Por conta do que estamos vivendo em terras e águas gaúchas, a primeira providência deste comentarista esportivo é baixar ao mínimo a régua de exigência. O Inter investiu o suficiente para se candidatar ao título de campeão brasileiro que não ganha desde 1979. Porém, por tempo indeterminado, o time será um cigano.
Treinará e jogará em centros de treinamento e estádios emprestados, nunca estará em casa, não há quem faça ideia, neste momento, do prazo que vai levar para o Beira-Rio voltar a ser habitável e ter outra vez um gramado do nível que tinha, quando era justamente considerado um dos melhores do país. O atraso técnico e físico em relação aos concorrentes é evidente e irreversível, mesmo que haja uma parada de duas semanas de Brasileirão.

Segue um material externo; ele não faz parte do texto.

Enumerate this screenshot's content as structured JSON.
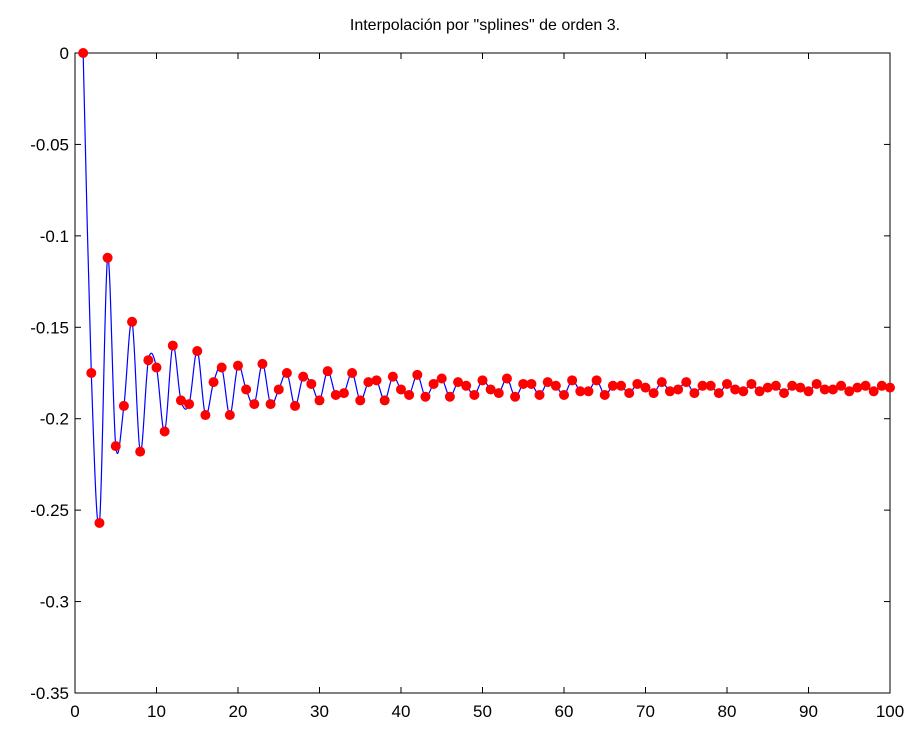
{
  "chart_data": {
    "type": "line",
    "title": "Interpolación por \"splines\" de orden 3.",
    "xlabel": "",
    "ylabel": "",
    "xlim": [
      0,
      100
    ],
    "ylim": [
      -0.35,
      0
    ],
    "grid": false,
    "legend": "none",
    "x_ticks": [
      0,
      10,
      20,
      30,
      40,
      50,
      60,
      70,
      80,
      90,
      100
    ],
    "x_tick_labels": [
      "0",
      "10",
      "20",
      "30",
      "40",
      "50",
      "60",
      "70",
      "80",
      "90",
      "100"
    ],
    "y_ticks": [
      0,
      -0.05,
      -0.1,
      -0.15,
      -0.2,
      -0.25,
      -0.3,
      -0.35
    ],
    "y_tick_labels": [
      "0",
      "-0.05",
      "-0.1",
      "-0.15",
      "-0.2",
      "-0.25",
      "-0.3",
      "-0.35"
    ],
    "series": [
      {
        "style": "spline-curve",
        "color": "#0000ff",
        "x": [
          1,
          2,
          3,
          4,
          5,
          6,
          7,
          8,
          9,
          10,
          11,
          12,
          13,
          14,
          15,
          16,
          17,
          18,
          19,
          20,
          21,
          22,
          23,
          24,
          25,
          26,
          27,
          28,
          29,
          30,
          31,
          32,
          33,
          34,
          35,
          36,
          37,
          38,
          39,
          40,
          41,
          42,
          43,
          44,
          45,
          46,
          47,
          48,
          49,
          50,
          51,
          52,
          53,
          54,
          55,
          56,
          57,
          58,
          59,
          60,
          61,
          62,
          63,
          64,
          65,
          66,
          67,
          68,
          69,
          70,
          71,
          72,
          73,
          74,
          75,
          76,
          77,
          78,
          79,
          80,
          81,
          82,
          83,
          84,
          85,
          86,
          87,
          88,
          89,
          90,
          91,
          92,
          93,
          94,
          95,
          96,
          97,
          98,
          99,
          100
        ],
        "y": [
          0,
          -0.175,
          -0.257,
          -0.112,
          -0.215,
          -0.193,
          -0.147,
          -0.218,
          -0.168,
          -0.172,
          -0.207,
          -0.16,
          -0.19,
          -0.192,
          -0.163,
          -0.198,
          -0.18,
          -0.172,
          -0.198,
          -0.171,
          -0.184,
          -0.192,
          -0.17,
          -0.192,
          -0.184,
          -0.175,
          -0.193,
          -0.177,
          -0.181,
          -0.19,
          -0.174,
          -0.187,
          -0.186,
          -0.175,
          -0.19,
          -0.18,
          -0.179,
          -0.19,
          -0.177,
          -0.184,
          -0.187,
          -0.176,
          -0.188,
          -0.181,
          -0.178,
          -0.188,
          -0.18,
          -0.182,
          -0.187,
          -0.179,
          -0.184,
          -0.186,
          -0.178,
          -0.188,
          -0.181,
          -0.181,
          -0.187,
          -0.18,
          -0.182,
          -0.187,
          -0.179,
          -0.185,
          -0.185,
          -0.179,
          -0.187,
          -0.182,
          -0.182,
          -0.186,
          -0.181,
          -0.183,
          -0.186,
          -0.18,
          -0.185,
          -0.184,
          -0.18,
          -0.186,
          -0.182,
          -0.182,
          -0.186,
          -0.181,
          -0.184,
          -0.185,
          -0.181,
          -0.185,
          -0.183,
          -0.182,
          -0.186,
          -0.182,
          -0.183,
          -0.185,
          -0.181,
          -0.184,
          -0.184,
          -0.182,
          -0.185,
          -0.183,
          -0.182,
          -0.185,
          -0.182,
          -0.183
        ]
      },
      {
        "style": "markers",
        "color": "#ff0000",
        "x": [
          1,
          2,
          3,
          4,
          5,
          6,
          7,
          8,
          9,
          10,
          11,
          12,
          13,
          14,
          15,
          16,
          17,
          18,
          19,
          20,
          21,
          22,
          23,
          24,
          25,
          26,
          27,
          28,
          29,
          30,
          31,
          32,
          33,
          34,
          35,
          36,
          37,
          38,
          39,
          40,
          41,
          42,
          43,
          44,
          45,
          46,
          47,
          48,
          49,
          50,
          51,
          52,
          53,
          54,
          55,
          56,
          57,
          58,
          59,
          60,
          61,
          62,
          63,
          64,
          65,
          66,
          67,
          68,
          69,
          70,
          71,
          72,
          73,
          74,
          75,
          76,
          77,
          78,
          79,
          80,
          81,
          82,
          83,
          84,
          85,
          86,
          87,
          88,
          89,
          90,
          91,
          92,
          93,
          94,
          95,
          96,
          97,
          98,
          99,
          100
        ],
        "y": [
          0,
          -0.175,
          -0.257,
          -0.112,
          -0.215,
          -0.193,
          -0.147,
          -0.218,
          -0.168,
          -0.172,
          -0.207,
          -0.16,
          -0.19,
          -0.192,
          -0.163,
          -0.198,
          -0.18,
          -0.172,
          -0.198,
          -0.171,
          -0.184,
          -0.192,
          -0.17,
          -0.192,
          -0.184,
          -0.175,
          -0.193,
          -0.177,
          -0.181,
          -0.19,
          -0.174,
          -0.187,
          -0.186,
          -0.175,
          -0.19,
          -0.18,
          -0.179,
          -0.19,
          -0.177,
          -0.184,
          -0.187,
          -0.176,
          -0.188,
          -0.181,
          -0.178,
          -0.188,
          -0.18,
          -0.182,
          -0.187,
          -0.179,
          -0.184,
          -0.186,
          -0.178,
          -0.188,
          -0.181,
          -0.181,
          -0.187,
          -0.18,
          -0.182,
          -0.187,
          -0.179,
          -0.185,
          -0.185,
          -0.179,
          -0.187,
          -0.182,
          -0.182,
          -0.186,
          -0.181,
          -0.183,
          -0.186,
          -0.18,
          -0.185,
          -0.184,
          -0.18,
          -0.186,
          -0.182,
          -0.182,
          -0.186,
          -0.181,
          -0.184,
          -0.185,
          -0.181,
          -0.185,
          -0.183,
          -0.182,
          -0.186,
          -0.182,
          -0.183,
          -0.185,
          -0.181,
          -0.184,
          -0.184,
          -0.182,
          -0.185,
          -0.183,
          -0.182,
          -0.185,
          -0.182,
          -0.183
        ]
      }
    ]
  }
}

O Inter já tinha jogos atrasados, a eles se somará os que atrasam junto com todos os outros times do campeonato e seu título em 2024 será não cair para a Série B. Não se pode prever agora que tipo de atitude terão os jogadores colorados diante de tanta incerteza. Terão de treinar e jogar longe da família, não receberão o calor e nem a vaia de sua torcida, todos os lugares serão estranhos.

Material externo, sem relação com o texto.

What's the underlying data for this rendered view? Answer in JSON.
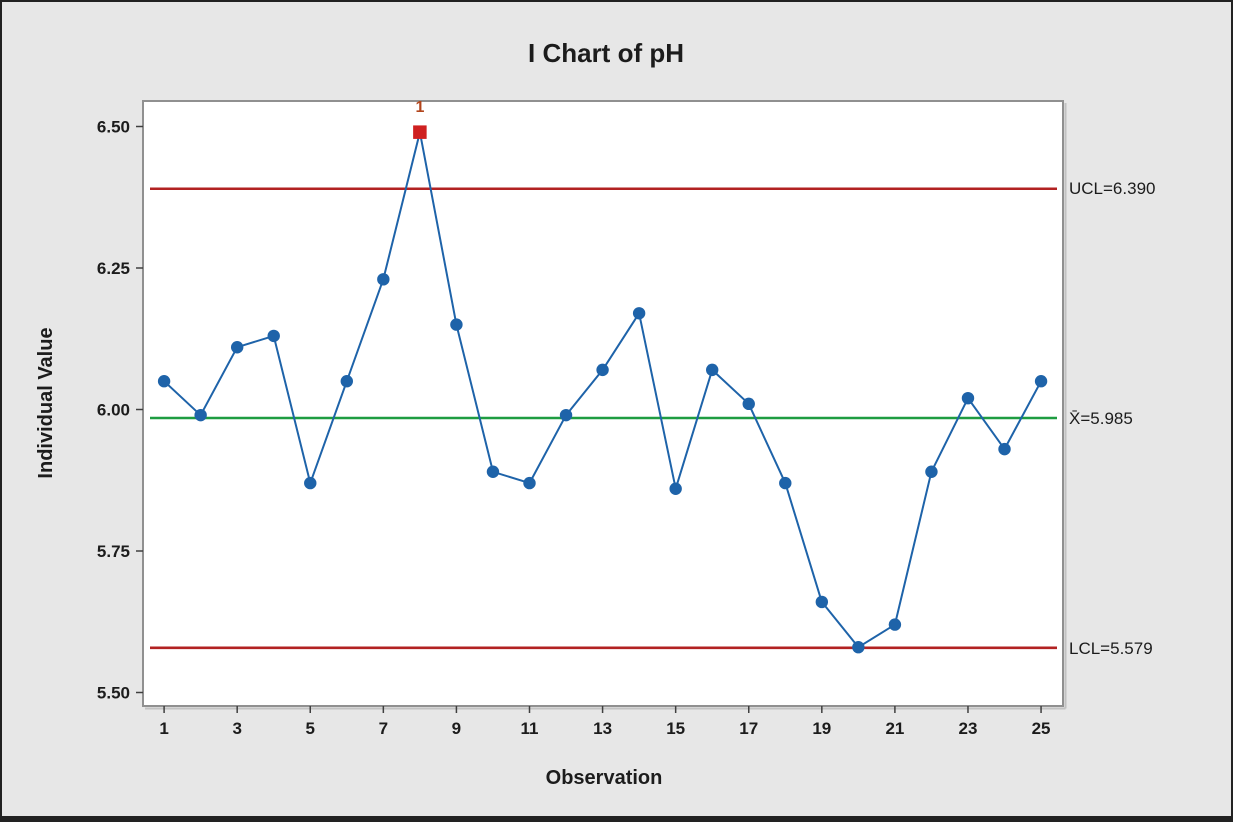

Como jogar futebol em alta performance com tanta imprevisibilidade? Sem uma casa para chamar de sua? A relação do time com sua gente recém se reconstruía e tinha muitos degraus a avançar. Jogadores essenciais voltavam de lesão e se preparavam para uma nova tentativa junto a colorados ressabiados. E agora?
O Grêmio cogitava uma janela de meio de ano complementar à do ínicio de 2024 para fazer seu time mais competitivo e ser concorrente forte a todos os títulos em disputa. Porém, depois das imagens aéreas que mostram o gramado da Arena ainda completamente tapado de água suja, é inviável qualquer previsão sensata de retorno dos jogos no seu estádio.
Recebi de uma boa fonte a informação de que talvez seja impossível atuar na Arena até o fim deste ano. O campo apodreceu, não há ainda como medir se o sistema de drenagem foi atingido, as dependências de subsolo do estádio estão completamente impraticáveis e a água sequer começou a baixar de forma contínua no Farrapos.
Os dirigentes foram tão ágeis quanto possível para abrigar elenco no centro de treinamento do Corinthians e firmar acordo com o Coritiba para jogar no Couto Pereira. Só aqui já se percebe o nível da dificuldade. O Grêmio treinará numa capital brasileira e jogará em outra.
Assim como o grande rival, não estará nunca na sua casa, vai tentar firmar alguma raiz em território estranho. Já campeão gaúcho e disposto a se candidatar seriamente na Copa do Brasil e na Libertadores, o Grêmio talvez tenha que usar o dinheiro dos direitos a entrar no meio do ano não para reforçar o time e sim para recuperar o CT e o próprio estádio, ainda que a gestão da Arena não pertença hoje ao Grêmio. Da mesma forma que o Inter, o segundo título da temporada, este simbólico, será permanecer na Série A diante deste contexto.
Juventude
Seria exagero escrever que o clube de Caxias do Sul teve sorte em não perder sua sede para jogar e contar na cidade com um aeroporto que lhe garante deslocamentos com o mínimo de conforto. Não há espaço para a palavra sorte nesta hora em que o Rio Grande vai precisar contar com sua própria gente, acima de tudo, para se reerguer.
Porém, diante do que viverão Grêmio e Inter a jogar por aí até Deus sabe quando, o Juventude estará numa condição mais próxima da normalidade. A campanha feita até aqui neste início de Brasileirão sinalizava possibilidade real de escapar de um descenso logo após o acesso.
A dose de vida normal para o Juventude, neste caso, é maior comparada aos gigantes da Capital. Roger Machado terá o desafio adicional de enfrentar o Inter na Copa do Brasil. Nada é sequer parecido com a rotina de 10 ou 15 dias atrás. O futebol não escapa da sensação ruim de perplexidade e incerteza que acomete todos os gaúchos e gaúchas nesta hora.